Les cases concernées :

  • 6GU : pension alimentaire versée à un enfant majeur
  • 6GP : pension alimentaire versée à un ex-conjoint (en vertu d’une décision de justice)
  • 6GI / 6GJ : pension alimentaire versée à un ascendant

Conseil : Conservez les justificatifs de versement (virements bancaires, chèques) pendant au moins 3 ans.

7. Mauvais rattachement des enfants majeurs

Quand un enfant atteint 18 ans (ou 25 ans s’il est étudiant), deux options s’offrent aux parents : le rattachement au foyer fiscal (qui augmente le nombre de parts) ou la déduction d’une pension alimentaire. Le choix le plus avantageux dépend de votre situation.

Le bon réflexe : Le rattachement est généralement plus intéressant pour les foyers fortement imposés, car la demi-part supplémentaire fait baisser le taux marginal. En revanche, si l’enfant a ses propres revenus significatifs, la déduction d’une pension alimentaire peut être préférable.

Erreur fréquente : Rattacher un enfant majeur qui a perçu des revenus élevés (job étudiant, alternance) peut paradoxalement augmenter l’impôt du foyer, car ses revenus s’ajoutent aux vôtres. Faites une simulation avec les deux options avant de décider.

8. Ne pas corriger une déclaration pré-remplie erronée

La déclaration pré-remplie par l’administration reprend les informations transmises par les employeurs, les caisses de retraite et les organismes sociaux. Mais ces données ne sont pas toujours exactes. Un changement de situation familiale non pris en compte, une erreur de l’employeur, des revenus manquants ou en double : les cas sont nombreux.

Le piège : Beaucoup de contribuables valident leur déclaration pré-remplie sans la vérifier, pensant que l’administration ne se trompe jamais. Or, c’est vous qui êtes responsable de l’exactitude de votre déclaration, même si l’erreur vient d’un tiers.

Comment vérifier : Comparez chaque montant pré-rempli avec vos bulletins de salaire de décembre (cumul net imposable), vos relevés bancaires et vos attestations fiscales. Corrigez directement dans la déclaration en ligne si un montant est erroné.

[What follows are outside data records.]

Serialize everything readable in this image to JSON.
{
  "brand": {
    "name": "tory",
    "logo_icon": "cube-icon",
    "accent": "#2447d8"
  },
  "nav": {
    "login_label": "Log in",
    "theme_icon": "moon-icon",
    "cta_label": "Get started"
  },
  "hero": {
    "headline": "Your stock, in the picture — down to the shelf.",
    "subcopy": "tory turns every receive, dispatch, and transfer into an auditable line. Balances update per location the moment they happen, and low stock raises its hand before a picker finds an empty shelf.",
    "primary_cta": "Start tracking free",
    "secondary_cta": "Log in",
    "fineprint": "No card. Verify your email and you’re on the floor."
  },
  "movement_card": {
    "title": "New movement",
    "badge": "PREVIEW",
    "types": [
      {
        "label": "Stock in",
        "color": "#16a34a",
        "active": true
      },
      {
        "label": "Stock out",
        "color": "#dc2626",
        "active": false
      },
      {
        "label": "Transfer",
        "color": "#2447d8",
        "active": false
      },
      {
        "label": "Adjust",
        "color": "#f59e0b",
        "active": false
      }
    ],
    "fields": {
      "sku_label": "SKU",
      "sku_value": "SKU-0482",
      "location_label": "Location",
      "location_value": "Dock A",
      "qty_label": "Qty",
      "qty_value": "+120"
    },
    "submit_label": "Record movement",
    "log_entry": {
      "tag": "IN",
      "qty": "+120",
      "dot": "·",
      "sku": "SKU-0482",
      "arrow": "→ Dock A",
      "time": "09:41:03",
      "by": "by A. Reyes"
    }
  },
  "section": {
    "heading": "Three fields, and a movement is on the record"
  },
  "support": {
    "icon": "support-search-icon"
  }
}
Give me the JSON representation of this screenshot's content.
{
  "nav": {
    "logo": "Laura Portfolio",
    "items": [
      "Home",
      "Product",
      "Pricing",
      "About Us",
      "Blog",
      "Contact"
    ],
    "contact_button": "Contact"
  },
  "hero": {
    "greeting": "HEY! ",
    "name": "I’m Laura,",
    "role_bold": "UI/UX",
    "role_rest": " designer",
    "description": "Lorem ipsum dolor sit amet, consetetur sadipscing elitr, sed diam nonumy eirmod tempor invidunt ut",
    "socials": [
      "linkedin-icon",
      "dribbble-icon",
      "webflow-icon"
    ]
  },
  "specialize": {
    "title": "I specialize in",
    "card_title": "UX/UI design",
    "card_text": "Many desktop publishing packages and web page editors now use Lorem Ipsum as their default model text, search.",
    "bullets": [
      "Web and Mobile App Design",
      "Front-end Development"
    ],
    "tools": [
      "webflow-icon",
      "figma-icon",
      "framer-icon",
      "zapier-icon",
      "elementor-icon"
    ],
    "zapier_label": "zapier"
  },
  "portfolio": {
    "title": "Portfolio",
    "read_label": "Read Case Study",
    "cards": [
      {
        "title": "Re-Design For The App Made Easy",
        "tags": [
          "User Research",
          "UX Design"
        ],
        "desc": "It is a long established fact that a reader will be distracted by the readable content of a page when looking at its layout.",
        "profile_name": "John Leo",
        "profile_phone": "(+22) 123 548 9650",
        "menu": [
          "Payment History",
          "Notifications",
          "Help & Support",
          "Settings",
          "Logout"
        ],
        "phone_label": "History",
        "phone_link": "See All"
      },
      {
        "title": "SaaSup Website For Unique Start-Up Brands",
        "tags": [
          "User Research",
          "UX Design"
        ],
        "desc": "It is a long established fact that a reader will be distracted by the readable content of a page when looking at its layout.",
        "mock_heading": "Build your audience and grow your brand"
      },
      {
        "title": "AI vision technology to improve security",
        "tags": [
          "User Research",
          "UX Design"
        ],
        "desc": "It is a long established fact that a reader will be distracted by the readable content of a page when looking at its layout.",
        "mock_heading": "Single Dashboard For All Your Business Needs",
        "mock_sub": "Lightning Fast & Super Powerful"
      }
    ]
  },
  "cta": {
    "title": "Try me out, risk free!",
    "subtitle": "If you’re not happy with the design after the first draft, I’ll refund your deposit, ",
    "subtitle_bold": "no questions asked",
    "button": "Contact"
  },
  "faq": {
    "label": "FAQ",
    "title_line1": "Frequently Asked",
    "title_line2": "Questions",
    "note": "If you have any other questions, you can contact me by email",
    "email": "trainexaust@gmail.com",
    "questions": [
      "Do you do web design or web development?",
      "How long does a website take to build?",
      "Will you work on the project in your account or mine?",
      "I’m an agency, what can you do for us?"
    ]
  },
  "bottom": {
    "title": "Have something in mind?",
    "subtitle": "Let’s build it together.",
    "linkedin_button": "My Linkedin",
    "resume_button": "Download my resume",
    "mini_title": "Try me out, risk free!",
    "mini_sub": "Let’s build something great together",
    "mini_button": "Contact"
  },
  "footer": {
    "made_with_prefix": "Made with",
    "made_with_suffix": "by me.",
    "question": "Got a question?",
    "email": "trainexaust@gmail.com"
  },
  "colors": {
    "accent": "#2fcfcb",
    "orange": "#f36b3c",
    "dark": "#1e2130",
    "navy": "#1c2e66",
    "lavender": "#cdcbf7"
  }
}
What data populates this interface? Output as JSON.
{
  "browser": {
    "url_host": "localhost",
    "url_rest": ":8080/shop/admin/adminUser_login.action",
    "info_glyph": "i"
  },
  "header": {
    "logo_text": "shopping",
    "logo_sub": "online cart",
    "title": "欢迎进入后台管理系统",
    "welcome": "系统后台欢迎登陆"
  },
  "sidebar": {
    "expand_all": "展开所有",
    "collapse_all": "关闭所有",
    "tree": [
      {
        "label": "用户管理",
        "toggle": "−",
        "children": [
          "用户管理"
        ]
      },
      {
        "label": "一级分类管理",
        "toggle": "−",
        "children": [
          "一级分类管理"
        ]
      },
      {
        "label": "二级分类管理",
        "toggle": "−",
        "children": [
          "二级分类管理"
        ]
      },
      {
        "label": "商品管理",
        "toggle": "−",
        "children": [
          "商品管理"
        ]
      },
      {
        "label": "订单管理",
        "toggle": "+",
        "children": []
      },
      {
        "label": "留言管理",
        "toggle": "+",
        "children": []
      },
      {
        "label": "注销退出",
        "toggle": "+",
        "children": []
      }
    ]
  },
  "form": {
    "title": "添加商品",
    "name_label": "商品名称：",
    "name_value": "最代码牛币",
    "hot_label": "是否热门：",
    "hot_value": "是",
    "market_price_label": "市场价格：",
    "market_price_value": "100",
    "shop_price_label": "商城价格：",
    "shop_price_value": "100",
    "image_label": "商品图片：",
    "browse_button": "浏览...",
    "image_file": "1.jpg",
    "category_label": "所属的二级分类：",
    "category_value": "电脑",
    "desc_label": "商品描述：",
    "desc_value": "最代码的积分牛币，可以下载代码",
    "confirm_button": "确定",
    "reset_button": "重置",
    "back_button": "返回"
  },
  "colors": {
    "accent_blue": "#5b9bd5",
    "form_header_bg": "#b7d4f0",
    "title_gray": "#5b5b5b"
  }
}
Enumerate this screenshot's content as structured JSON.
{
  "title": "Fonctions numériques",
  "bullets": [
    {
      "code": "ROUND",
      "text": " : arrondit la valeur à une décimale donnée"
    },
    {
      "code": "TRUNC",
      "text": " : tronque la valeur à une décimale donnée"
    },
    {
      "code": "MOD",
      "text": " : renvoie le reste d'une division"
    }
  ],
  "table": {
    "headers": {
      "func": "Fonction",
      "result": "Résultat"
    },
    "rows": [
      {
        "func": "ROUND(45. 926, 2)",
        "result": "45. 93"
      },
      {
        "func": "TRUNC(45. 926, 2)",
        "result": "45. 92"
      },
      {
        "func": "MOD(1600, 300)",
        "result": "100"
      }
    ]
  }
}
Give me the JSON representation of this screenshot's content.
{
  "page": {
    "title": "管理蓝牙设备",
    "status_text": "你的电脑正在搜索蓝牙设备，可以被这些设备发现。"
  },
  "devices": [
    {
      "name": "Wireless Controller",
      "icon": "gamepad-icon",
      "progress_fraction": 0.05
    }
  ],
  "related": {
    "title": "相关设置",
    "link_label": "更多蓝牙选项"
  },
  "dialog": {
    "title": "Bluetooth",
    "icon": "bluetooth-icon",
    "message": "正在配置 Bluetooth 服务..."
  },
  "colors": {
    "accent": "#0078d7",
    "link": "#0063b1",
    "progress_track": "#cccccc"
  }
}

Vous avez fait une erreur ? Il n’est pas trop tard

Si vous avez déjà validé votre déclaration et que vous constatez une erreur, pas de panique. Vous pouvez déposer une déclaration rectificative :

  • Pendant la période déclarative : modifiez directement votre déclaration en ligne autant de fois que nécessaire avant la date limite.
  • Après la date limite : le service de correction en ligne est généralement ouvert de début août à mi-décembre. Connectez-vous à votre espace particulier sur impots.gouv.fr et utilisez le bouton “Corriger ma déclaration”.
  • Au-delà : vous pouvez déposer une réclamation contentieuse dans un délai de 2 ans suivant la mise en recouvrement de l’impôt.

Aucune pénalité n’est appliquée si vous corrigez spontanément une erreur de bonne foi.